March 20, 2012
Earlier today, we noticed an app announcement by Touch Arcade, though this wasn't one of your standard App Store release mentions. Instead, it was in reference to 16 Games, a game which was abandoned but now revealed. As the story goes, 16 Games was an homage to classic arcade titles with a twist. The app contained 16 mini-games unlocked by earning 16 points. When a new game is activated, you would still need to play the previous one(s). Sounds pretty whacky and intense, right? Anyway, Simogo attempted to get additional funding for 16 Games but was ultimately denied and ended up putting the idea aside. Apparently, project abandonment is a common practice for Simogo. Of course, there are likely tons of stories of developers simply halting progress on ideas and moving onto others, although, this seems to be a bit more unique. While Simogo does make note of "Tree or The Game That Never Was," Touch Arcade's in-depth interview with Simon Flesser and Magnus "Gordon" Gardebäck provides a good insight that hundreds of app ideas have likely spawned and vanished inside the confines of this small development studio.
Simogo doesn't like design documents. It’s also too small for meetings. Gordon and Simon twirl their chairs and talk when something needs to be discussed. If an idea pops up in their heads when they're not at the office, they call each other.

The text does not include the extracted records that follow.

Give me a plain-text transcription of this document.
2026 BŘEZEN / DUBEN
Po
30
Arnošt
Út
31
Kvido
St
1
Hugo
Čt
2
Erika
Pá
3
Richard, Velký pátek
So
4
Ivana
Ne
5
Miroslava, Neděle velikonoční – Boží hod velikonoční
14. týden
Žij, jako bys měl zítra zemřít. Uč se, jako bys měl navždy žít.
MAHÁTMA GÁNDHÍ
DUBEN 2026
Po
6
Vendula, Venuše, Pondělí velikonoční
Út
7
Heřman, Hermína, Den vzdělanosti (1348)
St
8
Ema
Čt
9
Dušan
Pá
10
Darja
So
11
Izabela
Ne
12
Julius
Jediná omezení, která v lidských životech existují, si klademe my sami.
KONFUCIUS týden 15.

Simon describes game design documents "like watching sheet music and saying you've heard the song, but the music is so much more than the composition," Simon tells me. "You could say that the way we make games is like jazz music; we improvise and put in new stuff as we go along."Basically, the process for these two veteran developers doesn't seem much more than continuous brainstorming and jotting down those ideas, something we've all done while bored. Admittedly, this approach is a "publisher's nightmare." Yet, Simogo has three highly rated apps available in the App Store: Kosmo Spin, Bumpy Road, and Beat Sneak Bandit. It just goes to show you what working as a functional team can do. So, a few questions come to mind after ingesting all of this neat information. How many and what other zany projects do these two have tucked away in a desk drawer, filing cabinet, or closet? Which of these unique and enjoyable ideas will make it to the App Store? Why can't I get flashes of great ideas and have a talented partner in crime, I mean iOS development, to help implement them?